Wednesday, December 07, 2005

Time For An Adjustment

Practicing law in a big firm is really just a ponzi scheme. All the big firms have more or less established a cartel, with a uniform pay scale tied to the graduation date of the associate. As costs go up every year, firms adjust the billing rates charged for the work of their attorneys. Big firms also incur increased costs for benefits, such as health care, and often pass those increased costs along to the attorneys and staff. Consequently, the profits per equity partner also increase. None of the big firms want to raise the pay scale, because they are greedy and don't want to share their largess.

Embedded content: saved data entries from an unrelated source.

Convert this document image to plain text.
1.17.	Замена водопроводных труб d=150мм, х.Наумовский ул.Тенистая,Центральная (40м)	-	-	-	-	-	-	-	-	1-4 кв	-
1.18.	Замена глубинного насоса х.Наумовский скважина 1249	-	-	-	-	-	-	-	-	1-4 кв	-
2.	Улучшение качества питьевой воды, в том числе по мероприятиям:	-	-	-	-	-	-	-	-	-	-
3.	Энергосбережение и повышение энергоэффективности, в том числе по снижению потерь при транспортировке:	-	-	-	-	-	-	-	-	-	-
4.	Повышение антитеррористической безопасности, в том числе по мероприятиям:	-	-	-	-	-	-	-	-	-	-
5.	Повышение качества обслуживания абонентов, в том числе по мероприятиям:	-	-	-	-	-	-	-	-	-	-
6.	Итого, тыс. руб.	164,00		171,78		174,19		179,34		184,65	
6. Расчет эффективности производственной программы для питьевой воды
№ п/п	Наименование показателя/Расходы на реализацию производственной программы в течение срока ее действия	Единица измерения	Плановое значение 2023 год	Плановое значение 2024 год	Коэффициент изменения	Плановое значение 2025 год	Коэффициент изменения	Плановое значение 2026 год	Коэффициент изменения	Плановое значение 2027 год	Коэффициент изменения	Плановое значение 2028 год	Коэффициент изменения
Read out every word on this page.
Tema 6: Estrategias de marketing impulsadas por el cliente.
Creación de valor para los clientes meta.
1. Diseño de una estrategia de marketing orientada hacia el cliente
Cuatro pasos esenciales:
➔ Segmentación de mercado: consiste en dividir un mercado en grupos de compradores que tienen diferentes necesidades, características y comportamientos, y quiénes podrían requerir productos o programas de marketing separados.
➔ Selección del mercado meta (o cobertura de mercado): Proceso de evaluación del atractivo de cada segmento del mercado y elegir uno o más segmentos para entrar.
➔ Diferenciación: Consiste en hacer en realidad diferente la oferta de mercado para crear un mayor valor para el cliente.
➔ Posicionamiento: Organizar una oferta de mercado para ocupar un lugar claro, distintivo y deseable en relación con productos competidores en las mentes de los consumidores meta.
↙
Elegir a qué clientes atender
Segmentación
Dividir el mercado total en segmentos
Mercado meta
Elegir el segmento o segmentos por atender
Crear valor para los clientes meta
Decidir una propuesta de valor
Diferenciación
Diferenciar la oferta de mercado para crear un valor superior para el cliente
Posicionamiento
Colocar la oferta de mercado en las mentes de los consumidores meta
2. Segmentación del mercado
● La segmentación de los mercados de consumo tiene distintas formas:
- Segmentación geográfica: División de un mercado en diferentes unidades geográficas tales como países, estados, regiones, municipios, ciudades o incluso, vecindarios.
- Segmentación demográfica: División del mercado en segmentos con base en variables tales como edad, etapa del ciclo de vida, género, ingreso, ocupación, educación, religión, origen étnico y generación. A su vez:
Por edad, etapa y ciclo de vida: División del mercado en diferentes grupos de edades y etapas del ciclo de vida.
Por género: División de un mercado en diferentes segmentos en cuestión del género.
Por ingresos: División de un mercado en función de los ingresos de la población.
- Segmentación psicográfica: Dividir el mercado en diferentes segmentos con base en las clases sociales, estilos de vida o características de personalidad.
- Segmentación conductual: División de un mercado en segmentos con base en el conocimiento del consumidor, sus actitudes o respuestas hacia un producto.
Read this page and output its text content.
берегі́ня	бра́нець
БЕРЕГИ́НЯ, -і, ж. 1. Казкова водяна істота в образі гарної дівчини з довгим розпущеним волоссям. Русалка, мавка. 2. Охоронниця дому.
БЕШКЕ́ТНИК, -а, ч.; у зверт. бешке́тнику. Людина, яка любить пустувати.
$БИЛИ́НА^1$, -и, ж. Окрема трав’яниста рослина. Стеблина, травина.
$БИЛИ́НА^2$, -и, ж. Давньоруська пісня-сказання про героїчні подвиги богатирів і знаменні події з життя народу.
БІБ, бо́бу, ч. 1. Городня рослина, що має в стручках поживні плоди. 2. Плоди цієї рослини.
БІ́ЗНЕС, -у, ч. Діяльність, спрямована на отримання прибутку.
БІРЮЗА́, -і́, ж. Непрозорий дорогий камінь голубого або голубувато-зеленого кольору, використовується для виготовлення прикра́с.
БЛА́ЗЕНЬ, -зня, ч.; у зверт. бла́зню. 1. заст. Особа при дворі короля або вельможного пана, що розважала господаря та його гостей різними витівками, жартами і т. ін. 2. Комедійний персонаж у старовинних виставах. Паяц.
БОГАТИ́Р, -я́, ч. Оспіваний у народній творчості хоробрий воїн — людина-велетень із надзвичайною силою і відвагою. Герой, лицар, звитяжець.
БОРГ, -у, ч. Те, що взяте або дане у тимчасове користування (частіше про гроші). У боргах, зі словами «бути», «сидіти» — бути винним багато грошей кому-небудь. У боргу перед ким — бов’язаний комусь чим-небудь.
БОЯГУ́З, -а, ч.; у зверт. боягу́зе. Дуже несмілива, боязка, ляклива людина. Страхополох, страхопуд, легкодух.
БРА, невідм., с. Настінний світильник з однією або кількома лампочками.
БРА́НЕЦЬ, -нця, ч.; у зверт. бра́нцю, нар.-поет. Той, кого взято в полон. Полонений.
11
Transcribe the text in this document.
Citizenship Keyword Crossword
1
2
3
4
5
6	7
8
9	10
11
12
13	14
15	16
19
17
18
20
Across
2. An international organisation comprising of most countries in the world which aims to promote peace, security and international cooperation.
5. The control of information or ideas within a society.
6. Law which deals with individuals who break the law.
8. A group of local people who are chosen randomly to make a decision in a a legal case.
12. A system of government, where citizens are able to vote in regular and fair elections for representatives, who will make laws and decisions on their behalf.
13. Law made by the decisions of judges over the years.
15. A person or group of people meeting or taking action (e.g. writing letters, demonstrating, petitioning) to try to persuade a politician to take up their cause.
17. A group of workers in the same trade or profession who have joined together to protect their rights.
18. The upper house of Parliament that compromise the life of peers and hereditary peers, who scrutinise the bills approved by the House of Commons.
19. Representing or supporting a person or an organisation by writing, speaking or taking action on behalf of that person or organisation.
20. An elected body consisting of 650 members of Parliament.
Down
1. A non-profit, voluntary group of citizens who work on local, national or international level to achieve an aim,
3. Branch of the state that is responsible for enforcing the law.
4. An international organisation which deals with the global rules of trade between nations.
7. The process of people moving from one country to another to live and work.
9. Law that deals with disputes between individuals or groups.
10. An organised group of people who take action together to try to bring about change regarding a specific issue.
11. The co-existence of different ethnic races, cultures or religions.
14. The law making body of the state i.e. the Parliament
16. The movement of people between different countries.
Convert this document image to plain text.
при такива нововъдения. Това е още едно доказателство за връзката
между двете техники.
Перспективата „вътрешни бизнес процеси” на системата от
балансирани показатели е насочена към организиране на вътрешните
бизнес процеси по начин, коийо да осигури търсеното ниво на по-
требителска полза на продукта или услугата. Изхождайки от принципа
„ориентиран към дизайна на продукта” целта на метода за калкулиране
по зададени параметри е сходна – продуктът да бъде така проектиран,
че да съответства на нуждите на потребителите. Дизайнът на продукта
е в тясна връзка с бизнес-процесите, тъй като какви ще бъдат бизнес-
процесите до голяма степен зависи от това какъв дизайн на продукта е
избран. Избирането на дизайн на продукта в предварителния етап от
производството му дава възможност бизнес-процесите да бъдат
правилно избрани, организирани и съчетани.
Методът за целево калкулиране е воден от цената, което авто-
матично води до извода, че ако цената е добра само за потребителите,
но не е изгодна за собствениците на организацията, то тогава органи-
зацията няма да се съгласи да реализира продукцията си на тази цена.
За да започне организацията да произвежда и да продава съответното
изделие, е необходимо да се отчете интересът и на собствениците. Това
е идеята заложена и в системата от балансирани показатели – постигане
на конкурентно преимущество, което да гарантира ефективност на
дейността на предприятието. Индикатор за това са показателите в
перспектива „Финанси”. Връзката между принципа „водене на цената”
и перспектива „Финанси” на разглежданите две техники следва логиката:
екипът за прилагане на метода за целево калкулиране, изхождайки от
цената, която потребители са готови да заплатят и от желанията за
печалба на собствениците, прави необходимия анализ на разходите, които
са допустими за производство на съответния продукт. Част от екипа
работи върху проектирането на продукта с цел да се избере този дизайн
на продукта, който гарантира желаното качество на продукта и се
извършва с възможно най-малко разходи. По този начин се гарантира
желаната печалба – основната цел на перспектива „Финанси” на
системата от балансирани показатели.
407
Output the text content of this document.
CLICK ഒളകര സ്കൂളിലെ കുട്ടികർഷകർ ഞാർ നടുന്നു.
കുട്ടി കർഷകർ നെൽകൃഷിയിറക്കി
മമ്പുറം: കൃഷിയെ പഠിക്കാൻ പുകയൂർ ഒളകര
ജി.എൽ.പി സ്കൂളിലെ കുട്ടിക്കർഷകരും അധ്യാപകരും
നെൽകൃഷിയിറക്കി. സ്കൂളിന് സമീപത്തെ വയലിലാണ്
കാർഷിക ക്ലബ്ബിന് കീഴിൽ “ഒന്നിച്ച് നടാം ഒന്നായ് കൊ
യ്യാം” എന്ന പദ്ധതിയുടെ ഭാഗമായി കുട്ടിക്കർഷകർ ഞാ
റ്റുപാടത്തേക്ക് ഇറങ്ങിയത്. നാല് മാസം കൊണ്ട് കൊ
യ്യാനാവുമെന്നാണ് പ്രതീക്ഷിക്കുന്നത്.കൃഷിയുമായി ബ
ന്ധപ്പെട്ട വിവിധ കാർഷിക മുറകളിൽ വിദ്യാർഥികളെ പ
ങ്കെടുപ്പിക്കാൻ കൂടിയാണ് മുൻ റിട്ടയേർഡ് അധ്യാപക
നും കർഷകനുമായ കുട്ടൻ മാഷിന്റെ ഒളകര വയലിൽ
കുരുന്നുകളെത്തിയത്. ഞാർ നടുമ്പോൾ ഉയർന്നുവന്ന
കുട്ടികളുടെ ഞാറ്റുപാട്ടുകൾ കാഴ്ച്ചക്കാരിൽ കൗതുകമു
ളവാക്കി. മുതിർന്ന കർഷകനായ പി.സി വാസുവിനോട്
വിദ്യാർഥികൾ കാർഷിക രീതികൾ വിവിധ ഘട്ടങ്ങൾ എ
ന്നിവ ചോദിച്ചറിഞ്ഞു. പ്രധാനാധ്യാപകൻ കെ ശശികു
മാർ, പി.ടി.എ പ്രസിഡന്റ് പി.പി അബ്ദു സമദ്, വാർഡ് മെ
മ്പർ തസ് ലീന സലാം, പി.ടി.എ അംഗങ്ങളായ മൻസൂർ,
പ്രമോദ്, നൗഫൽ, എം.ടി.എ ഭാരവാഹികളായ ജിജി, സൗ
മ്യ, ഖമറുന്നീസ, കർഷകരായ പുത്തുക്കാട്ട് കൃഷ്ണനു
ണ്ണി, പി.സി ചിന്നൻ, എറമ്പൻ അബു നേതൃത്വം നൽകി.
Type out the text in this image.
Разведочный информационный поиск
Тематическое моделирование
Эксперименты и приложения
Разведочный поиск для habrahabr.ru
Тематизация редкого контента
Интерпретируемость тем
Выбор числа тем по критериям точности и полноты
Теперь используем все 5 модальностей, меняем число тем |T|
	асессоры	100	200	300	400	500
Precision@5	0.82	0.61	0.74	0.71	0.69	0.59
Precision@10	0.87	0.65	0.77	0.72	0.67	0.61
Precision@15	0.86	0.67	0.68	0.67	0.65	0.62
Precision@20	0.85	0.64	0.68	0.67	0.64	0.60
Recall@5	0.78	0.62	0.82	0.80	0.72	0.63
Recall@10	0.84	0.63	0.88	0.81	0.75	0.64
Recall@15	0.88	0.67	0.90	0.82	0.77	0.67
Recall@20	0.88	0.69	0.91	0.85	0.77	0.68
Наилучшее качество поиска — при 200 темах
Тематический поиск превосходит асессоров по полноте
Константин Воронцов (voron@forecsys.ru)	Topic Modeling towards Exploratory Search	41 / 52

Most associates start their career fresh out of school, and have no actual work experience, so this system would seem fair to them. Every year, their pay goes up by the amount set forth in the pay scale. They are struggling like salmon swimming upstream against the current, hoping that they don't get thrown out of the river or eaten by a bear. Since their attention is directed away from the scheme, they are not likely to complain. This is why Big Law succeeds in their greedy ways.

However, there are a few associates, like myself, who have worked in the real world outside of this ponzi scheme. People like me clearly see the inequity in the system. The only other folks who see it are the first year associates, who recognize that starting salaries have remained virtually unchanged since before 2000 when the pay scales were last adjusted. However, they are so low on the totem pole that, just getting a job is a reward, so they are reluctant to voice any opposition.

Sure, to you non-lawyers, it sounds like whining when first year associates get a starting salary of $125K. But such is the economic of a profession that is rather difficult to achieve entry, and not the purpose of my debate.

My firm is a follower firm. I must wait until Big Law decides to adjust the pay scales upward. However, my firm is a leader in the profits per partner category. I therefore appeal to all associates working in Big Law to seek out members of their respective partner-associate committees, and ask that the pay scale be adjusted, if not for any of the above reasons, but to keep pace with INFLATION rather than the JONESES (or is it the KENYONS or the FINNEGANS)?